# Linear Algebra - Another way of Proving a Basis?

If we have a Vector Space $V$, can we prove that a set $S$ of vectors $\in V$ is a basis of $V$ given that:

1. $S$ contains the same number of vectors as $\dim{(V)}$.
2. Every vector in a basis of $V$ can be written as a linear combination of the vectors in S

Example: Let $V$ be $\Bbb R_3$. The Standard Basis of $\Bbb R_3$ is $\{b_1,b_2,b_3\}=\{(1,0,0),(0,1,0),(0,0,1)\}$. Let $S$ be $\{v_1,v_2,v_3\}=\{(1,0,0),(1,1,0),(1,1,1)\}$. Then:

\begin{align} v_1 = b_1 \\ v_2 - v_1 = b_2 \\ v_3 - v_2 = b_3 \end{align} So: \begin{align} c_1b_1+c_2b_2+c_3b_3 = (a,b,c) \\ c_1(v_1)+c_2(v_2-v_1)+c_3(v_3-v_2) = (a,b,c) \\ (c_1-c_2)v_1 + (c_2-c_3)v_2 + c_3v_3 = (a,b,c) \end{align} therefore, since $\{b_1,b_2,b_3\}$ is independent (let $a = b = c = 0$) and spanning, $S$ is also independent and spanning so $S$ is a basis of $V$

If a set $S$ satisfies the before-mentioned conditions, is it a basis?

Edit: in response to Andres Caicedo, yes, $V$ is finite dimensional.

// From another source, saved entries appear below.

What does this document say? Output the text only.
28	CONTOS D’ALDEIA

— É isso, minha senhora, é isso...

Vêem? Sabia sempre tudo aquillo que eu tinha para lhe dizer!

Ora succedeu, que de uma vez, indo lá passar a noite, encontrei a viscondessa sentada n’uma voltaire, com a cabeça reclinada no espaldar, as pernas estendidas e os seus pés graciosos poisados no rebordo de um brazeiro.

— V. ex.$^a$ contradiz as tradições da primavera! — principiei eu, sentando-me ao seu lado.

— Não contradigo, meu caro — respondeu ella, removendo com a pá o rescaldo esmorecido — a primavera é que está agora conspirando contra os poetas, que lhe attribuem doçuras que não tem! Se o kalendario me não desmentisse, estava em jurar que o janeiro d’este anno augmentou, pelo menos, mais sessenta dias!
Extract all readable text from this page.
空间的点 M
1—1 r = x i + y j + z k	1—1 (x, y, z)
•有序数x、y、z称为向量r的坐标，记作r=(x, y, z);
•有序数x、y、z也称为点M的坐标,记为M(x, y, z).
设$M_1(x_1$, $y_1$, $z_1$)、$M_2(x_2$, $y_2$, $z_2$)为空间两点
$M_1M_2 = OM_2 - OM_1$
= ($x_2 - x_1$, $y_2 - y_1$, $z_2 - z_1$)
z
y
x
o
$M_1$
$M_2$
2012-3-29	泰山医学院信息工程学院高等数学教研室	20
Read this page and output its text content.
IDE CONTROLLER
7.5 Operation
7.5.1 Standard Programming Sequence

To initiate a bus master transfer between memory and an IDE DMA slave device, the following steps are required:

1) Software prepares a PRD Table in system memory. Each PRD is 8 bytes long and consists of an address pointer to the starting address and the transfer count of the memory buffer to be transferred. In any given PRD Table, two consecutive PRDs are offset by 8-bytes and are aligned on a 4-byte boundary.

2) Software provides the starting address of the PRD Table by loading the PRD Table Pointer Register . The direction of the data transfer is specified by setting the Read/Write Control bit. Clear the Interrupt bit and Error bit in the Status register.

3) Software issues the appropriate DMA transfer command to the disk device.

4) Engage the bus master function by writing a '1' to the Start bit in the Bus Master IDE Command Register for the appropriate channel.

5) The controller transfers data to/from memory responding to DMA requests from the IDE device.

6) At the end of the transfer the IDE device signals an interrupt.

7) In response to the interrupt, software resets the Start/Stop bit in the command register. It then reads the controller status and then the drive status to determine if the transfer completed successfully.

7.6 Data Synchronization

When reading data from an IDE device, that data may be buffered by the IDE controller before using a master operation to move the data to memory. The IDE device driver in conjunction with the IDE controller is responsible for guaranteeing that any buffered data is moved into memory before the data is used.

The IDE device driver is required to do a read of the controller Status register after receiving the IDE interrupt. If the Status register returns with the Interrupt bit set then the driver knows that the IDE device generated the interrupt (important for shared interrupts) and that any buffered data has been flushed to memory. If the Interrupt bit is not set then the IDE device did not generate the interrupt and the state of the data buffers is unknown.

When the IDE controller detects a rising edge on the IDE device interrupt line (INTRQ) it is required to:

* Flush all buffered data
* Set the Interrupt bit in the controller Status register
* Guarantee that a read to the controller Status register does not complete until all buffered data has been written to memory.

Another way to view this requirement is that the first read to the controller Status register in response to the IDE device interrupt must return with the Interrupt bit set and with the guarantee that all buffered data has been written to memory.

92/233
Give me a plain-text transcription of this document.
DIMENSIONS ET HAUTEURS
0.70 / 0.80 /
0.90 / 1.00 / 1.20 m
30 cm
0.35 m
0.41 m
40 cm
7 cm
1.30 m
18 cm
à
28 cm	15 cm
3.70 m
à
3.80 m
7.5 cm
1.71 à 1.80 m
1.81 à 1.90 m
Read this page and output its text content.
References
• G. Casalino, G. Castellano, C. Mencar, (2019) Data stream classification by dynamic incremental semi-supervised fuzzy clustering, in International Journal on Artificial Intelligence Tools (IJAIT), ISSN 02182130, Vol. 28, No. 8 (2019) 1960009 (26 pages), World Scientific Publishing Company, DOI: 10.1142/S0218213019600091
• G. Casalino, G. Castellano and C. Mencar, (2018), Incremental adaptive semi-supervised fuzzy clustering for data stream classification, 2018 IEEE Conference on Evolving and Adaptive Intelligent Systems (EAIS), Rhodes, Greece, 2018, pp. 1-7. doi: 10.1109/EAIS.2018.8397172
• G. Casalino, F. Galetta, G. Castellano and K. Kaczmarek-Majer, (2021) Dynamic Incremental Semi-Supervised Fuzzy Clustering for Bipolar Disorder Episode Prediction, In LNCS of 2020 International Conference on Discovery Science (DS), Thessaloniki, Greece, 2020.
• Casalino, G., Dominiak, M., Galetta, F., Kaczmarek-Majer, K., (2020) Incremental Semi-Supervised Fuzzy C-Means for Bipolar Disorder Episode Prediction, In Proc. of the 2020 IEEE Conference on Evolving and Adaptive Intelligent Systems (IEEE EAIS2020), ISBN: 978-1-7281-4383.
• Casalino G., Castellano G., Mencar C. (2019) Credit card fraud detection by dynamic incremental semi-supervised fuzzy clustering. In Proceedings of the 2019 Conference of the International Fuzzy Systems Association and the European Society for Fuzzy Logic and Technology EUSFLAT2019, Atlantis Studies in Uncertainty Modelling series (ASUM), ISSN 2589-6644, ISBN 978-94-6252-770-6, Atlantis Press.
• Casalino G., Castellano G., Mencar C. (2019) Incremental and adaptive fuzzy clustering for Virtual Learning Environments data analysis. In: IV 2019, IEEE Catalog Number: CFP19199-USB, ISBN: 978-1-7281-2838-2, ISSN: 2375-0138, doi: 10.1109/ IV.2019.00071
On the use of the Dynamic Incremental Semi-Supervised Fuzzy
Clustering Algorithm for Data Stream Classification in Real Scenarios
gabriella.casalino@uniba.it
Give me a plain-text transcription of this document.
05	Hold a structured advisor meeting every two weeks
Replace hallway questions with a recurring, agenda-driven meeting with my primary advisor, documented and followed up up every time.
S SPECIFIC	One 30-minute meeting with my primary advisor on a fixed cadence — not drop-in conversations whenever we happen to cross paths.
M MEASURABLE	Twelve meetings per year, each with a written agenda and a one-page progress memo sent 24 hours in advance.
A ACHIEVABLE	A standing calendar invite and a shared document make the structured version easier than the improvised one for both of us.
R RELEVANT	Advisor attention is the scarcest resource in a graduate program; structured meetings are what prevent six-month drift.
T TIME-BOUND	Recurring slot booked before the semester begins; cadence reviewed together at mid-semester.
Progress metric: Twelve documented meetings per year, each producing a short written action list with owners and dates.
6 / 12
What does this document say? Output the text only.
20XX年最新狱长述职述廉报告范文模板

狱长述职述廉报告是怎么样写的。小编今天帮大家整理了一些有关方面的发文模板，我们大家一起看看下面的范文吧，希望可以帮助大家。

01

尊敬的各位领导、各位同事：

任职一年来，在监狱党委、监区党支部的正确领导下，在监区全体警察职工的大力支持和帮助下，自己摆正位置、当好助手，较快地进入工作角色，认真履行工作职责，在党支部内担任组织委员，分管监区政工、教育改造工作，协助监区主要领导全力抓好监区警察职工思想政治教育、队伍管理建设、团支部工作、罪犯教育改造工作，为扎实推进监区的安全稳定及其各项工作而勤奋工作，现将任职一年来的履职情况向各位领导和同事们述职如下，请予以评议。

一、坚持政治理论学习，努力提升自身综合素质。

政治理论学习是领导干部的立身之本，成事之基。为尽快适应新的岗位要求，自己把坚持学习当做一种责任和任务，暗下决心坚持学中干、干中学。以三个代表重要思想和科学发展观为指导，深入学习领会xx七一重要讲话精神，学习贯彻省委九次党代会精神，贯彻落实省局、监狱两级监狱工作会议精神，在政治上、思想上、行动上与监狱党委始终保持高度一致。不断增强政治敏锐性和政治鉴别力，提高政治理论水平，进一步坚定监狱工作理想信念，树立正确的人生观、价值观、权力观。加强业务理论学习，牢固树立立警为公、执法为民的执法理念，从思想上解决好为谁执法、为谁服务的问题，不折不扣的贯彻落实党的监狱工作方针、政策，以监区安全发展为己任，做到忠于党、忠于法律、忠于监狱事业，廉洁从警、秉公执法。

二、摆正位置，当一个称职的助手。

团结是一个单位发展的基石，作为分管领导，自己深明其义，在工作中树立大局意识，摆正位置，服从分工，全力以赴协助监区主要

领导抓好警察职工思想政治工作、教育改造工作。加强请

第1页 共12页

• What is then dimension of the vector space? – Artem May 16 '13 at 21:51
• I got lost: what is the question? – DonAntonio May 16 '13 at 21:52
• @HenryT.Horton I think the OP means $S$ satisfies both 1 and 2. In this case, the reasoning looks correct. – Ayman Hourieh May 16 '13 at 21:52
• yes! That's because such a set has to be linearly independent or else you'd get a contradiction to $|S|=$dim $V$ – user64480 May 16 '13 at 21:53
• Note that this only works if $V$ is finite dimensional. Probably this is the case you had in mind, so you may want to add this assumption. Otherwise, the answer is no. – Andrés E. Caicedo May 16 '13 at 22:23

Yes, every spanning set contains a basis: you just remove vectors that can be written as a linear combination of the others. So we can remove vectors from $S$ to get a basis. But the resulting basis must have $\dim V$ vectors and that's how many vectors $S$ has. Therefore we removed $0$ vectors to get the basis. The basis is $S$.
Similarly if $|S| = \dim V$ and $S$ is a linearly independent set then $S$ is a basis.